CD40-CD154 blockade pivotal in Sjögren’s syndrome treatment?

The novel nondepleting, anti-CD40 monoclonal antibody iscalimab showed preliminary signs of efficacy in patients with primary Sjögren’s syndrome (SjS), a study has shown.

Treatment for primary SjS is limited to symptomatic care and no systemic therapies have shown efficacy, noted the researchers. “[Evidence] suggest that CD40-CD154 interactions might be involved in the pathology of primary SjS. However … no clinical evidence supports a pivotal role for this pathway in [this setting]. If this costimulatory pathway were to be involved, blockade in patients with clinically active primary SjS might provide therapeutic benefit,” they added.

Forty-four participants initially underwent a 12-week double-blind phase followed by a 12-week open-label phase where all participants received iscalimab.
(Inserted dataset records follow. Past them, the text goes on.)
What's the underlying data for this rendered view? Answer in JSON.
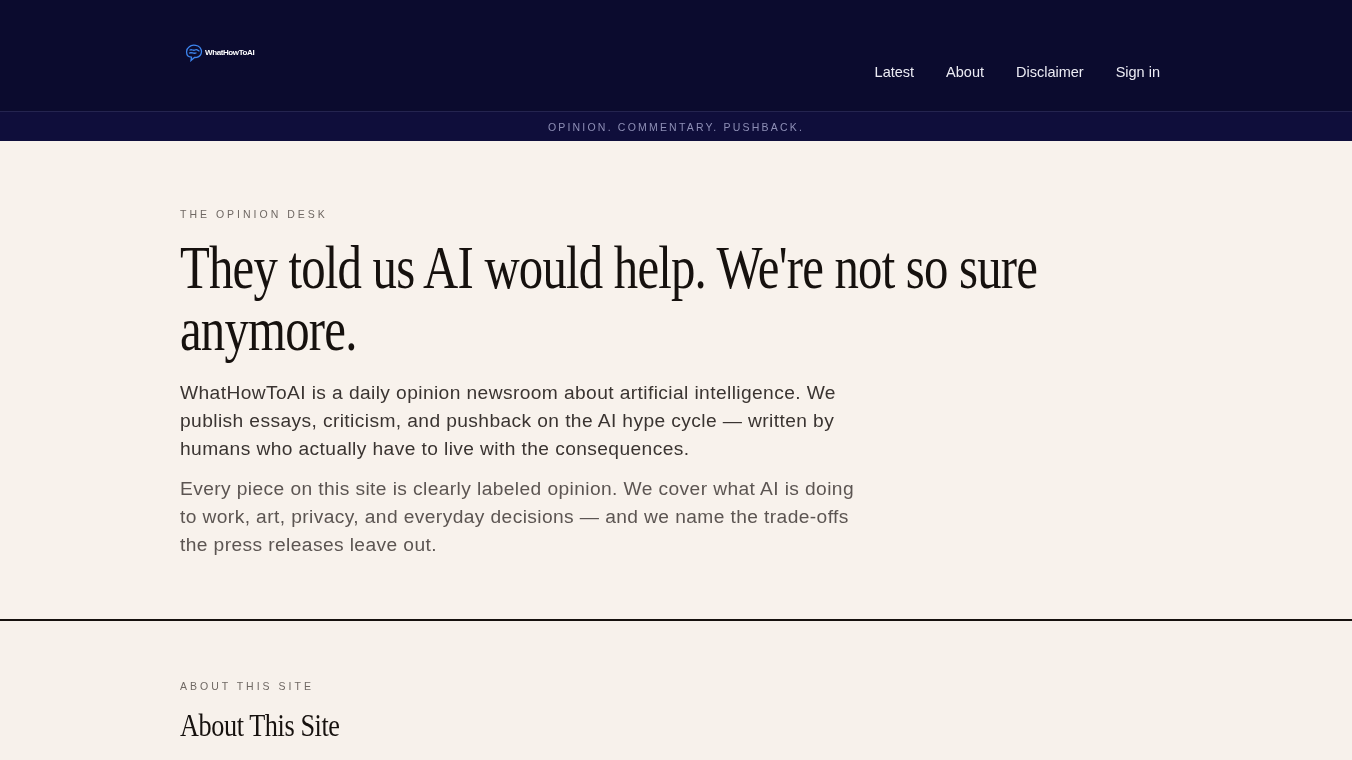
{
  "header": {
    "logo": {
      "wordmark": "WhatHowToAI"
    },
    "nav": [
      "Latest",
      "About",
      "Disclaimer",
      "Sign in"
    ]
  },
  "tagline_bar": {
    "text": "OPINION. COMMENTARY. PUSHBACK."
  },
  "hero": {
    "eyebrow": "THE OPINION DESK",
    "headline": "They told us AI would help. We're not so sure anymore.",
    "paragraphs": [
      "WhatHowToAI is a daily opinion newsroom about artificial intelligence. We publish essays, criticism, and pushback on the AI hype cycle — written by humans who actually have to live with the consequences.",
      "Every piece on this site is clearly labeled opinion. We cover what AI is doing to work, art, privacy, and everyday decisions — and we name the trade-offs the press releases leave out."
    ]
  },
  "about": {
    "eyebrow": "ABOUT THIS SITE",
    "heading": "About This Site"
  }
}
In the double-blind phase, participants were randomized 2:1 to receive either subcutaneous (SC) iscalimab 3 mg/kg or placebo (cohort 1; n=12) or intravenous (IV) iscalimab 10 mg/kg or placebo (cohort 2; n=32) at weeks 0, 2, 4, and 8. An 8-week follow up ensued thereafter. [Lancet Rheumatol 2020;2:PE142-E152]

Infused, higher dose steps up

Despite the lack of significant between-group difference in ESSDAI scores in cohort 1, in cohort 2, four infusions of iscalimab led to a mean reduction in ESSDAI score vs placebo (-5.21 points; p_one-sided=0.009), which reflects reduction in disease activity.

The open-label phase saw sustained ESSDAI score reductions – particularly among those who initiated with iscalimab – at week 14 (-3.85 points; p_one-sided=0.038), week 16 (-2.57 points; p_one-sided=0.049), and week 20 (-3.77 points; p_one-sided=0.015). Placebo recipients who switched to active treatment did manifest improvements at week 12. These reductions further highlight the efficacy of the infused, higher-dose iscalimab, said the researchers.

Post hoc analysis reinforced these results, given the 6.1-point reduction in clinical ESSDAI (ie, ESSDAI without biological domain) with IV iscalimab vs placebo at week 12.

SC iscalimab led to mean trough plasma concentrations <10 μg/mL which was substantially lower than expected. [Am J Transplant 2019;doi:10.1111/ajt.15661] On the contrary, the mean trough plasma concentrations of >100 μg/mL in cohort 2 were deemed sufficient for suppressing germinal centre development and inhibition of T-cell-dependent antigen responses in nonhuman primates, thus suggesting a dose-response relationship for iscalimab. [Am J Transplant 2018;18:2895-2904; Toxicol Sci 2018;166:192-202]

Well-tolerated

All cohort 1 patients reported at least one mild/moderate adverse event (AE), while in cohort 2, AEs were reported by 52 percent and 64 percent of iscalimab and placebo recipients, respectively. The most frequent AE in both cohorts was upper respiratory tract infection. No major safety signals were reported in both cohorts during the open-label phase.

The absence of injection site reactions, cytopenias, or thromboembolic events, which have been observed with biologicals targeting CD154, further imply that iscalimab was well-tolerated. [Arthritis Rheum 2003;48:719-727]

CD40 blockade: beyond B-cell depletion

Although the B-cell–depleting drug rituximab has been used in some SjS cases, its therapeutic benefit apparently varies. [Arthritis Rheumatol 2017;69:1440-1450] “Therefore, CD40 blockade with iscalimab could have additional effects beyond targeting B-cell hyperreactivity in primary SjS, possibly due to involvement of CD40-expressing non-B cell types in primary SjS pathology,” explained the researchers. This theory is supported by a study showing a drop in macrophage count following CD40-CD154 blockade in mice. [Ann Rheum Dis 2019;78:974-978]

Taken together, the findings reflected clinically meaningful reduction in disease activity with this new investigational drug and highlighted the pivotal role of CD40-CD154 interactions in this setting, said the researchers. “[Our findings suggest that] CD40-CD154 signalling is a key pathway associated with the underlying pathology of primary SjS.”

These findings are important given the increased risk of lymphoma associated with the progressive immune-mediated dysfunctions tied to SjS. [N Engl J Med 2018;378:931-939] However, given the small sample size, short duration, and lack of statistical significance in some efficacy findings, larger trials with longer durations are warranted to ascertain the therapeutic potential of CD40 blockade in this setting, noted the researchers.

It should also be noted that despite the improvement observed in the articular domain of ESSDAI, this was also the most severely affected at baseline. “[F]urther study of tender and swollen joint counts and the disease activity score using 28 joint counts [is thus warranted] to understand the importance of this domain in driving ESSDAI improvements,” they added.